What this means is that no one can live volitionally or otherwise; that, indeed, ‘volition’ is the essence of the ‘ego’, an expression of the ‘me’ concept, created by ‘divine hypnosis’ so that the ‘lila’ of life can happen. It is this ‘volition’ or sense of personal doer-ship in the subjective chain of cause-and-effect which produces satisfaction or frustration in the conceptual individual.

Again, what this means is that it is a joke to believe that you are supposed to give up volition as an act of volition! ‘Let go’ – who is to let go? The ‘letting-go’ can only happen as a result of the clear understanding of the difference between what-we-are and what-we-appear-to-be. And then, non-volitional life or being-lived naturally becomes wu wei, spontaneous living, living without the unnecessary burden of volition. Why carry your luggage when you are being transported in a vehicle?

And here is Gurdjieff putting the same view differently, in an extract from P.D. Ouspensky, Conversation with Gurdjieff. In Search of the Miraculous – Fragments of an Unknown Teaching):

I asked G. what a man had to do to assimilate this teaching.

‘What to do?’ asked G. as though surprised. ‘It is impossible to do anything. A man must first of all understand certain things. He has thousands of false ideas and false conceptions, chiefly about himself, and he must get rid of some of them before beginning to acquire anything new. Otherwise the new will be built on a wrong foundation and the result will be worse than before.’

‘How can one get rid of false ideas?’ I asked. ‘We depend on the form of our perceptions. False ideas are produced by the forms of our perception.’

G shook his head.

‘Again you speak of something different,’ he said. ‘You speak of errors arising from perceptions but I am not speaking of these.

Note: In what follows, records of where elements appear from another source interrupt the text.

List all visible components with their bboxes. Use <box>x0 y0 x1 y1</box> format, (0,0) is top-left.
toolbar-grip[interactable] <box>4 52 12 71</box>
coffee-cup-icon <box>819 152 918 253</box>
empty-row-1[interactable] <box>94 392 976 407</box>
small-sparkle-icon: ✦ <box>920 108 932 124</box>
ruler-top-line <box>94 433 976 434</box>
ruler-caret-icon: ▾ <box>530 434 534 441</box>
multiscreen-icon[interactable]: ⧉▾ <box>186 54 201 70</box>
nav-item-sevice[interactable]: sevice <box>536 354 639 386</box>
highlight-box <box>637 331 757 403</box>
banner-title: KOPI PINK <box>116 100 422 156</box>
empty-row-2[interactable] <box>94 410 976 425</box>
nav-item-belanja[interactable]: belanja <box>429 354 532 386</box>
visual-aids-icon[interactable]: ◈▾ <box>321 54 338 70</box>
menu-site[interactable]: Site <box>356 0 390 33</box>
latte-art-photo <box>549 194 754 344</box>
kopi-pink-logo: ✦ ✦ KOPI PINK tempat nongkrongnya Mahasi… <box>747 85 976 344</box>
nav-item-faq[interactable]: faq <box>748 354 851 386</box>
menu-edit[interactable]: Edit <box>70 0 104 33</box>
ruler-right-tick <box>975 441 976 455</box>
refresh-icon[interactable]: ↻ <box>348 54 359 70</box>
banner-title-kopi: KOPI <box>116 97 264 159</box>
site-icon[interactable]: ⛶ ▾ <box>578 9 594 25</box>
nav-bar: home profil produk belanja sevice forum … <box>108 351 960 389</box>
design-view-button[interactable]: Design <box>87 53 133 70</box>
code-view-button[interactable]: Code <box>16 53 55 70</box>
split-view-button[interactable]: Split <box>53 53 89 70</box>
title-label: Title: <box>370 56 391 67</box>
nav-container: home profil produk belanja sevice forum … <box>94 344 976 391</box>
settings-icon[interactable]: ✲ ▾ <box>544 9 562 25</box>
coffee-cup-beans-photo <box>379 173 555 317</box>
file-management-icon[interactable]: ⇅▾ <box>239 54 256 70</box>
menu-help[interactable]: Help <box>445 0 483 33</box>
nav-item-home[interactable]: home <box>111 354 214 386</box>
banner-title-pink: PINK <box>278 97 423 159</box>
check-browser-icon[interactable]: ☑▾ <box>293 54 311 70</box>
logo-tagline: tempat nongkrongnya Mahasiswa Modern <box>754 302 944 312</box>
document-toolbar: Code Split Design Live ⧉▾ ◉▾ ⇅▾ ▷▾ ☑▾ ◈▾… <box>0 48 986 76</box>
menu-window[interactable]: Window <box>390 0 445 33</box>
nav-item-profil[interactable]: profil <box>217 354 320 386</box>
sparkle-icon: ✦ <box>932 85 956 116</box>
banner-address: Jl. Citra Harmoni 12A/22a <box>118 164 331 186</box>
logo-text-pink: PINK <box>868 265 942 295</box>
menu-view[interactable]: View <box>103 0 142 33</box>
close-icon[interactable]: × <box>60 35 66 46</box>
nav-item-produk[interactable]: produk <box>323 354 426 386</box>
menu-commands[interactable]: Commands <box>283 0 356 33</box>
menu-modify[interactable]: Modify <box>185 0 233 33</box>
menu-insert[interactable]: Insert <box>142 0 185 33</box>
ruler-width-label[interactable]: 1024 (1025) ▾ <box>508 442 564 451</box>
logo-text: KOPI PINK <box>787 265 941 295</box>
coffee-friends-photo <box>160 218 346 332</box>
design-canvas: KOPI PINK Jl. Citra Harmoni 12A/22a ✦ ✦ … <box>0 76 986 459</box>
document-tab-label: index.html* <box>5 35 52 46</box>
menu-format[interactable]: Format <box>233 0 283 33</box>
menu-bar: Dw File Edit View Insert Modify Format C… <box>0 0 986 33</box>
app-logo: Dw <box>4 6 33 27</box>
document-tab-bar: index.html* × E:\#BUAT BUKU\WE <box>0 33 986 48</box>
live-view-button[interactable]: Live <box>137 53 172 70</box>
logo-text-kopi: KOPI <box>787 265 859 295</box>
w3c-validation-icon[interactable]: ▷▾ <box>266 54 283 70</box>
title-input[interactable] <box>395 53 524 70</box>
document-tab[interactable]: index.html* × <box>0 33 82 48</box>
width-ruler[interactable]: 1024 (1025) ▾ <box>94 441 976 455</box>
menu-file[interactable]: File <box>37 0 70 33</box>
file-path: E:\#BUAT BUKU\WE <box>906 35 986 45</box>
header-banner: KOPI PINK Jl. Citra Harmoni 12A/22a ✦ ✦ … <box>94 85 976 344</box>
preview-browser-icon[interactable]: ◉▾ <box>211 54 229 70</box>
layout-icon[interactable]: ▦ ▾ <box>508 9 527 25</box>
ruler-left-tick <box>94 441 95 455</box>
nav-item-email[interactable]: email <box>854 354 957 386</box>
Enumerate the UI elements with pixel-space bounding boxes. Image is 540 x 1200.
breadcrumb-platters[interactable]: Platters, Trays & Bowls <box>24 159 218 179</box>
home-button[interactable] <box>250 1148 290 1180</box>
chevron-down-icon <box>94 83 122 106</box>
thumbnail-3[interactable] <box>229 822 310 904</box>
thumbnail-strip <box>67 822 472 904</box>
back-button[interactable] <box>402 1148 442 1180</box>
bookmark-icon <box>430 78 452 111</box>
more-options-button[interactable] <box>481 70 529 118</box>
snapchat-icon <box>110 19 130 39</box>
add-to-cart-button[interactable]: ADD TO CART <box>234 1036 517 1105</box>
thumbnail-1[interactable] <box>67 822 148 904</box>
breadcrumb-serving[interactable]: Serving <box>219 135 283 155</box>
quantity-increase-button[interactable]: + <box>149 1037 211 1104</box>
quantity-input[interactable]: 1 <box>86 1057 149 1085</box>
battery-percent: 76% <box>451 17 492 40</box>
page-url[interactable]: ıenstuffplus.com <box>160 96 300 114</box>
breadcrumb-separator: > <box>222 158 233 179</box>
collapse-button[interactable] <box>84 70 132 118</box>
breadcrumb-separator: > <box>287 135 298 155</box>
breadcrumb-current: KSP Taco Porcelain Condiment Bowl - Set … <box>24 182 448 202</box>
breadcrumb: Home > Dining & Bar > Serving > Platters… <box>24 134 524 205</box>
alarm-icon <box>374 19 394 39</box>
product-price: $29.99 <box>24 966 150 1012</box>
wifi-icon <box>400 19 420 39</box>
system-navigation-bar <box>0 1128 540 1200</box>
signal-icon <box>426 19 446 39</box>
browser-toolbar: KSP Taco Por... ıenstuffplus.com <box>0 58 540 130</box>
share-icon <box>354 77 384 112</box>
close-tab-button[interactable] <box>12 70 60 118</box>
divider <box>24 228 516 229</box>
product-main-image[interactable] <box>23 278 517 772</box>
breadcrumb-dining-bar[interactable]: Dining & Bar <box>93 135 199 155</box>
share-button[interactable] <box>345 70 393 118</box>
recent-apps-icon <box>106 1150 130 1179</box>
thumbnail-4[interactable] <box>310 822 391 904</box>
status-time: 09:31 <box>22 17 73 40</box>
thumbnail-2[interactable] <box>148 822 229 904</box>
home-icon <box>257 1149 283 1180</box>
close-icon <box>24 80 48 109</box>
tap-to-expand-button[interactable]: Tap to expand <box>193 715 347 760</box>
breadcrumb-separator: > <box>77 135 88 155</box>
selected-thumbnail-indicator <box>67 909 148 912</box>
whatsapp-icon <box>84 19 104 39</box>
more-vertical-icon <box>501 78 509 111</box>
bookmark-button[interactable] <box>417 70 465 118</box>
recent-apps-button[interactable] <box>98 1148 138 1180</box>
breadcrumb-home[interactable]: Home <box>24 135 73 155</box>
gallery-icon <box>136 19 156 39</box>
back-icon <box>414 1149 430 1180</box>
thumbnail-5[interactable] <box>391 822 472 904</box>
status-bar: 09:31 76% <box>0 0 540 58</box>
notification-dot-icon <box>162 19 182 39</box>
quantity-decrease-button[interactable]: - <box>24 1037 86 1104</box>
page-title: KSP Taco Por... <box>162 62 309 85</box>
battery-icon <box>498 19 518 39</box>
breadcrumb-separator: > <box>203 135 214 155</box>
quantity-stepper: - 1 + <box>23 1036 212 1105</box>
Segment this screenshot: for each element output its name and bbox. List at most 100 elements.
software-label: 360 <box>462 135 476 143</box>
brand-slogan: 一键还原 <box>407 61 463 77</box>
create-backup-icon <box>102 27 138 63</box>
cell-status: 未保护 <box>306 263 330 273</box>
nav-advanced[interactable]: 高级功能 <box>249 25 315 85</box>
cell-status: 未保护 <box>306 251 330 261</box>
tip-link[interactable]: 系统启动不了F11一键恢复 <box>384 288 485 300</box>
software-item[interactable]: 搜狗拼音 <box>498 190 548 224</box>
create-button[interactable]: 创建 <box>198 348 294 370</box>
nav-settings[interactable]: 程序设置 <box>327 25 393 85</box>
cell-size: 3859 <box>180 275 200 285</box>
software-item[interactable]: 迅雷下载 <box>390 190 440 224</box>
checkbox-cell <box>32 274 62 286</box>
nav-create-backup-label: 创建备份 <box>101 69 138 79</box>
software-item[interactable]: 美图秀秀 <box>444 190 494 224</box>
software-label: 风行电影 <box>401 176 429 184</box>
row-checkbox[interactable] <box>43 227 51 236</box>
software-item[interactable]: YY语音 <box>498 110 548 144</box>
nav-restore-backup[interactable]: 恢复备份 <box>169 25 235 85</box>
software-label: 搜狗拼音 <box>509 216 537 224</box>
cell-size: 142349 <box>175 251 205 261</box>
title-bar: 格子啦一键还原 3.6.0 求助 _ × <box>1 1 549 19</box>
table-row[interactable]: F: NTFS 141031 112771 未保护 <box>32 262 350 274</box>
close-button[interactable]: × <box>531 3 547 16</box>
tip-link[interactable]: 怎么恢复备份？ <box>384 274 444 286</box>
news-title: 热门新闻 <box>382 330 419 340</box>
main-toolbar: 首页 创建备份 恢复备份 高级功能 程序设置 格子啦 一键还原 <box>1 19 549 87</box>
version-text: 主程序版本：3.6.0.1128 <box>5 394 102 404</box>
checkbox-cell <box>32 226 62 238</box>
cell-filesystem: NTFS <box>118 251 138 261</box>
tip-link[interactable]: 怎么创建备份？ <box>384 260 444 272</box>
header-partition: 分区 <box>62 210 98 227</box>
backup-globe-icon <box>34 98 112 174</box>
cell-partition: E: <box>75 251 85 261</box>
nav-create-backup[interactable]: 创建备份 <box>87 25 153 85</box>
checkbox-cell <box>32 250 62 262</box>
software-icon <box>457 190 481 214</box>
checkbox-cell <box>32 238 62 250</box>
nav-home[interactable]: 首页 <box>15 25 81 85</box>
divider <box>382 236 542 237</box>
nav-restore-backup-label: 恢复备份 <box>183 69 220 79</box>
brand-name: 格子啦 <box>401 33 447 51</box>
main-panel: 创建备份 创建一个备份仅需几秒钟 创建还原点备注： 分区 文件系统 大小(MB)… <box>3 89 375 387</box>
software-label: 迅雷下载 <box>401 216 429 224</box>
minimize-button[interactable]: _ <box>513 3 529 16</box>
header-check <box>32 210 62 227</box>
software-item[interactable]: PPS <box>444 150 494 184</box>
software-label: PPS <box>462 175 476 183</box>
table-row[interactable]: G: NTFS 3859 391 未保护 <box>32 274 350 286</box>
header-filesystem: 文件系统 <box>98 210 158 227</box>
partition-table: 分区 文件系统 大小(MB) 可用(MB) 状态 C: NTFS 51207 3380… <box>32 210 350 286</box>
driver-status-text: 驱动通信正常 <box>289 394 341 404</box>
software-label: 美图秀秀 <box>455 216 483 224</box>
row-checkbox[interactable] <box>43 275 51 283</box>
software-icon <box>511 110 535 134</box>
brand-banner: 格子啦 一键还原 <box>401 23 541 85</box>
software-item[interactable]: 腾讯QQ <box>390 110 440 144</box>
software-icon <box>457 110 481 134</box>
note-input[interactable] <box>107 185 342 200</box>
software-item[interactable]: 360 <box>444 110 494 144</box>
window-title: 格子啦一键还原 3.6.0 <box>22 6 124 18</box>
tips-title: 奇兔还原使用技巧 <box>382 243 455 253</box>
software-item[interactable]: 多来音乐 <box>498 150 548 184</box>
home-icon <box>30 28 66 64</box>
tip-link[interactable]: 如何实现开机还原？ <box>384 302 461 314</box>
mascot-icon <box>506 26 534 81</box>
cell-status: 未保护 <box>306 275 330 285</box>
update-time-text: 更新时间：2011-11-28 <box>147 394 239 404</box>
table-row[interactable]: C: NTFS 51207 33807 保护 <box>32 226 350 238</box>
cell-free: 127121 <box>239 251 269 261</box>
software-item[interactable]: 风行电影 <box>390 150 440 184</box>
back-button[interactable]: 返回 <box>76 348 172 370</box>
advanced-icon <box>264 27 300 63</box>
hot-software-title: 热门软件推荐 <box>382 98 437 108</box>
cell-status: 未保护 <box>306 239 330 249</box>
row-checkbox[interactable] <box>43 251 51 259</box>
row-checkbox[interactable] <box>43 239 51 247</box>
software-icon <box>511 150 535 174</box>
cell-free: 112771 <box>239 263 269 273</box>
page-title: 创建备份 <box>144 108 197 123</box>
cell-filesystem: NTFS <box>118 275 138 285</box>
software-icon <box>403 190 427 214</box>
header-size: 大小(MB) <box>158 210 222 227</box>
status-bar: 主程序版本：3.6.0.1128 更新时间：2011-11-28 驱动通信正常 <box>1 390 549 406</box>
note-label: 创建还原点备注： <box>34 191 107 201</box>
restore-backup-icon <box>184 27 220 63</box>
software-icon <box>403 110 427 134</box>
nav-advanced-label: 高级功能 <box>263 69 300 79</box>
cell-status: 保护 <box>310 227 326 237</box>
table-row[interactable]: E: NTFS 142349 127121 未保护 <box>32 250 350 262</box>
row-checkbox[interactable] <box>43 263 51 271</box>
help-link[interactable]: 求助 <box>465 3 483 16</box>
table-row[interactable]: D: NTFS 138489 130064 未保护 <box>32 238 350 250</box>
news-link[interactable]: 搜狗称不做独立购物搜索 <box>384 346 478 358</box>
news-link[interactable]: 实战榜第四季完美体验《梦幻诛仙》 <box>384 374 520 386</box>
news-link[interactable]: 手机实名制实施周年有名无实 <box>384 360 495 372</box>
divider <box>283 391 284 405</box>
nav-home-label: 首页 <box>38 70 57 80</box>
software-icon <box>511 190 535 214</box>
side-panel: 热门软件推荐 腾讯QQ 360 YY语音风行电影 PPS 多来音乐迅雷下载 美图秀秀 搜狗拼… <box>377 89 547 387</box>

Within the limits of given perceptions man can err more or err less. As I have said before, man’s chief delusion is his conviction that he can do. All people think that they can do, and the first question all people ask is what they are to do. But actually nobody does anything and nobody can do anything. This is the first thing that must be understood. Everything happens. All that befalls a man, all that is done by him, all that comes from him – all this happens. And it happens in exactly the same way as rain falls as a result of a change in the temperature in the higher regions of the atmosphere or the surrounding clouds, as snow melts under the rays of the sun, as dust rises with the wind.

‘Everyone finds that nothing is being done in the way it ought to be done. Actually everything is being done in the only way that it can be done. If one thing could be different everything could be different… Try to understand what I am saying. Everything is dependent on everything else, everything is connected, nothing is separate. Therefore everything is going in the only way it can go. If people were different everything would be different. They are what they are, so everything is as it is.’

This was very difficult to swallow.

‘Is there nothing, absolutely nothing, that can be done?’ I asked.

‘Absolutely nothing’.

‘And can nobody do anything?’

‘That is another question. In order to do it is necessary to be. And it is necessary first to understand what to be means.’

Food for thought at least.

You may not find this view amenable but you’ll see that it represents a moving of the goalposts in regard to the traditional academic freewill debate. The dilemma evaporates. We come right back to the Oracle at Delphi and the idea that in order to answer your question it would be necessary to ‘Know thyself’. I hope you find this interesting if not convincing.